For a richly diverse culture, theatre production and arts criticism in Brazil is largely homogenous. The same voices are heard through the same networks. New productions and new critical avenues are opening up slowly. Culture is seen as democratic, as the population are keen dancers, singers, sportspeople and other cultural consumers, notably through annual Carnival celebrations and samba competitions. But hierarchies within social, educational and cultural structures mean that most people don’t have access to high art, like Shakespeare theatre performances. In a country of extreme gaps between poor and rich, with corrupt politicians and police forces, where violent crime is experienced daily and the legacy of slavery is omnipresent, there are big debates about ownership of stories and arts, and who has the right language, means and background to participate and comment.
Just as the UK’s media responded to the young suicides in Bridgend by creating a distorted narrative that didn’t reflect reality, this happens daily to young people from poor backgrounds in the favelas and slums of Brazil, as their regional and national newspapers misrepresent them. Just as Bridgend needed a different story at the time of Love Steals Us From Loneliness, so do many people across the world who are not permitted to tell their own stories.
In Wales we run the risk of a homogenised culture if we don’t allow new voices and faces to come through arts. The Young Critics scheme and Get the Chance are providing an avenue to support these voices to be heard on a validated platform, alongside professional and already-respected individuals. I hope the new updated production of Love Steals Us From Loneliness shows us how Bridgend has changed since 2010, leaving those news reports of the time far behind. I have certainly witnessed the creative scene in Wales change in that time, thanks to the activities of National Theatre Wales, the Young Critics and the many, many arts projects run by creative people and organisations across the nation, as well as those Welsh artists and companies who have raised the profile of Welsh arts outside the country through touring and co-productions.

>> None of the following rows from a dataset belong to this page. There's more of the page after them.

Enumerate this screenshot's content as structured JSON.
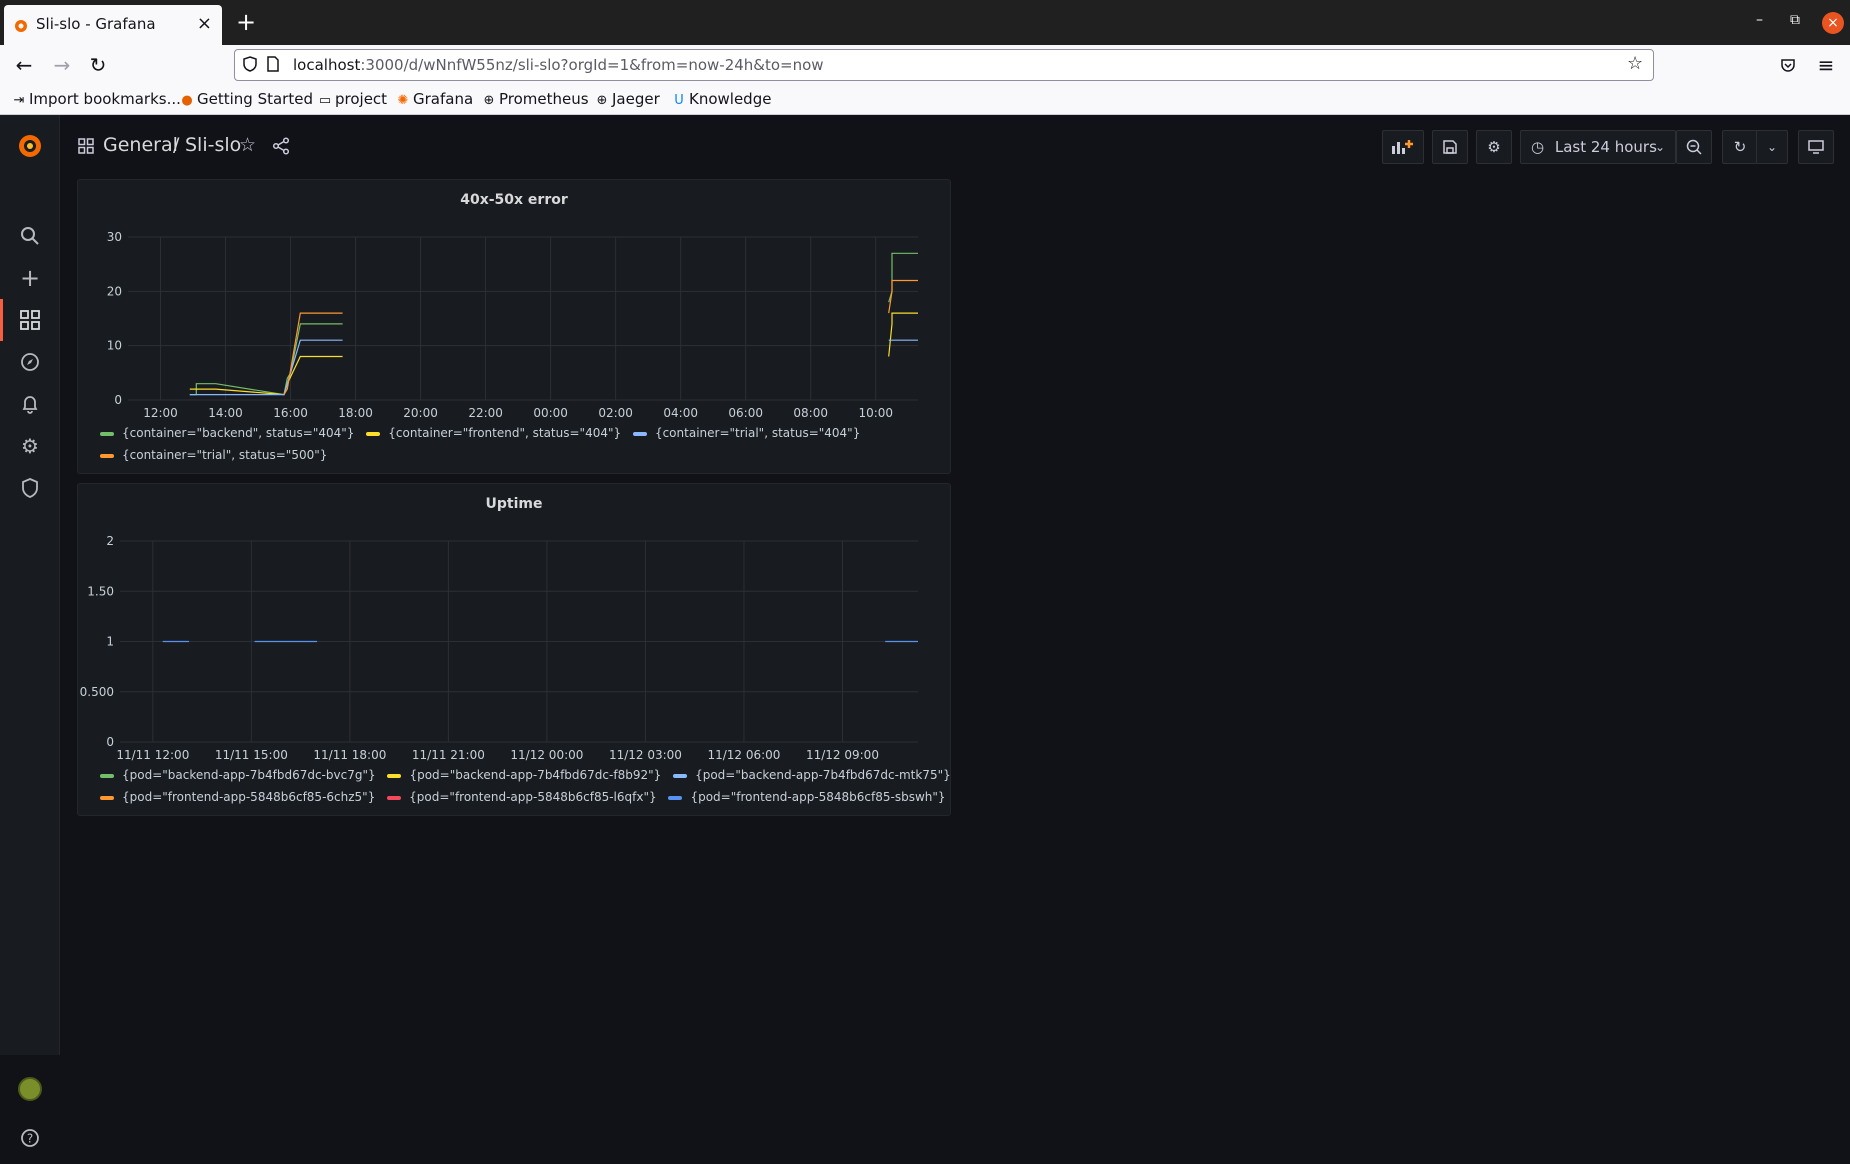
{
  "browser": {
    "tab_title": "Sli-slo - Grafana",
    "url_host": "localhost",
    "url_rest": ":3000/d/wNnfW55nz/sli-slo?orgId=1&from=now-24h&to=now",
    "bookmarks": [
      "Import bookmarks...",
      "Getting Started",
      "project",
      "Grafana",
      "Prometheus",
      "Jaeger",
      "Knowledge"
    ]
  },
  "dashboard": {
    "breadcrumb_folder": "General",
    "breadcrumb_separator": "/",
    "title": "Sli-slo",
    "time_range": "Last 24 hours"
  },
  "panels": [
    {
      "title": "40x-50x error",
      "legend": [
        {
          "name": "{container=\"backend\", status=\"404\"}",
          "color": "#73bf69"
        },
        {
          "name": "{container=\"frontend\", status=\"404\"}",
          "color": "#fade2a"
        },
        {
          "name": "{container=\"trial\", status=\"404\"}",
          "color": "#8ab8ff"
        },
        {
          "name": "{container=\"trial\", status=\"500\"}",
          "color": "#ff9830"
        }
      ]
    },
    {
      "title": "Uptime",
      "legend": [
        {
          "name": "{pod=\"backend-app-7b4fbd67dc-bvc7g\"}",
          "color": "#73bf69"
        },
        {
          "name": "{pod=\"backend-app-7b4fbd67dc-f8b92\"}",
          "color": "#fade2a"
        },
        {
          "name": "{pod=\"backend-app-7b4fbd67dc-mtk75\"}",
          "color": "#8ab8ff"
        },
        {
          "name": "{pod=\"frontend-app-5848b6cf85-6chz5\"}",
          "color": "#ff9830"
        },
        {
          "name": "{pod=\"frontend-app-5848b6cf85-l6qfx\"}",
          "color": "#f2495c"
        },
        {
          "name": "{pod=\"frontend-app-5848b6cf85-sbswh\"}",
          "color": "#5794f2"
        }
      ]
    }
  ],
  "chart_data": [
    {
      "type": "line",
      "title": "40x-50x error",
      "x_ticks": [
        "12:00",
        "14:00",
        "16:00",
        "18:00",
        "20:00",
        "22:00",
        "00:00",
        "02:00",
        "04:00",
        "06:00",
        "08:00",
        "10:00"
      ],
      "y_ticks": [
        "0",
        "10",
        "20",
        "30"
      ],
      "ylim": [
        0,
        30
      ],
      "xlim_hours": [
        11.0,
        35.3
      ],
      "grid": true,
      "legend_position": "bottom-left",
      "series": [
        {
          "name": "{container=\"backend\", status=\"404\"}",
          "color": "#73bf69",
          "x": [
            12.9,
            13.1,
            13.1,
            13.7,
            15.8,
            15.9,
            15.9,
            16.0,
            16.0,
            16.3,
            16.3,
            17.6,
            NaN,
            34.4,
            34.5,
            34.5,
            35.3
          ],
          "y": [
            1,
            1,
            3,
            3,
            1,
            4,
            4,
            5,
            5,
            14,
            14,
            14,
            null,
            18,
            20,
            27,
            27
          ]
        },
        {
          "name": "{container=\"frontend\", status=\"404\"}",
          "color": "#fade2a",
          "x": [
            12.9,
            13.1,
            13.1,
            13.7,
            15.8,
            15.9,
            15.9,
            16.3,
            16.3,
            17.6,
            null,
            34.4,
            34.5,
            34.5,
            35.3
          ],
          "y": [
            2,
            2,
            2,
            2,
            1,
            3,
            3,
            8,
            8,
            8,
            null,
            8,
            14,
            16,
            16
          ]
        },
        {
          "name": "{container=\"trial\", status=\"404\"}",
          "color": "#8ab8ff",
          "x": [
            12.9,
            13.1,
            13.1,
            13.7,
            15.8,
            15.9,
            15.9,
            16.3,
            16.3,
            17.6,
            null,
            34.4,
            34.5,
            34.5,
            35.3
          ],
          "y": [
            1,
            1,
            1,
            1,
            1,
            3,
            3,
            11,
            11,
            11,
            null,
            11,
            11,
            11,
            11
          ]
        },
        {
          "name": "{container=\"trial\", status=\"500\"}",
          "color": "#ff9830",
          "x": [
            15.8,
            15.9,
            15.9,
            16.3,
            16.3,
            17.6,
            null,
            34.4,
            34.5,
            34.5,
            35.3
          ],
          "y": [
            1,
            2,
            2,
            16,
            16,
            16,
            null,
            16,
            20,
            22,
            22
          ]
        }
      ]
    },
    {
      "type": "line",
      "title": "Uptime",
      "x_ticks": [
        "11/11 12:00",
        "11/11 15:00",
        "11/11 18:00",
        "11/11 21:00",
        "11/12 00:00",
        "11/12 03:00",
        "11/12 06:00",
        "11/12 09:00"
      ],
      "y_ticks": [
        "0",
        "0.500",
        "1",
        "1.50",
        "2"
      ],
      "ylim": [
        0,
        2
      ],
      "xlim_hours": [
        11.0,
        35.3
      ],
      "grid": true,
      "legend_position": "bottom-left",
      "series": [
        {
          "name": "{pod=\"frontend-app-5848b6cf85-sbswh\"}",
          "color": "#5794f2",
          "x": [
            12.3,
            13.1,
            null,
            15.1,
            17.0,
            null,
            34.3,
            35.3
          ],
          "y": [
            1,
            1,
            null,
            1,
            1,
            null,
            1,
            1
          ]
        }
      ]
    }
  ]
}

As a theatre director, I want to share my experience, passion and any privilege I have as a cultural leader in Wales to support and elevate others. Democratising arts and critical response is vital to hear more voices, understand others’ perspectives, imagine alternative possibilities and create change. This was the aim of my work with National Theatre Wales when Love Steals Us From Loneliness was first produced, and six years later, although we have made positive advances, the current political climate towards bunkered populism means a fight for democracy, diversity and pluralism is even more vital than ever. The arts world in Wales mustn’t bunker down ourselves, close ourselves off through fear of losing resources, risk quality, or become responsive service providers for ‘customers’ or ‘users’. We need the vision to lead, democratise and share, so that through elevating others we elevate everyone and ourselves.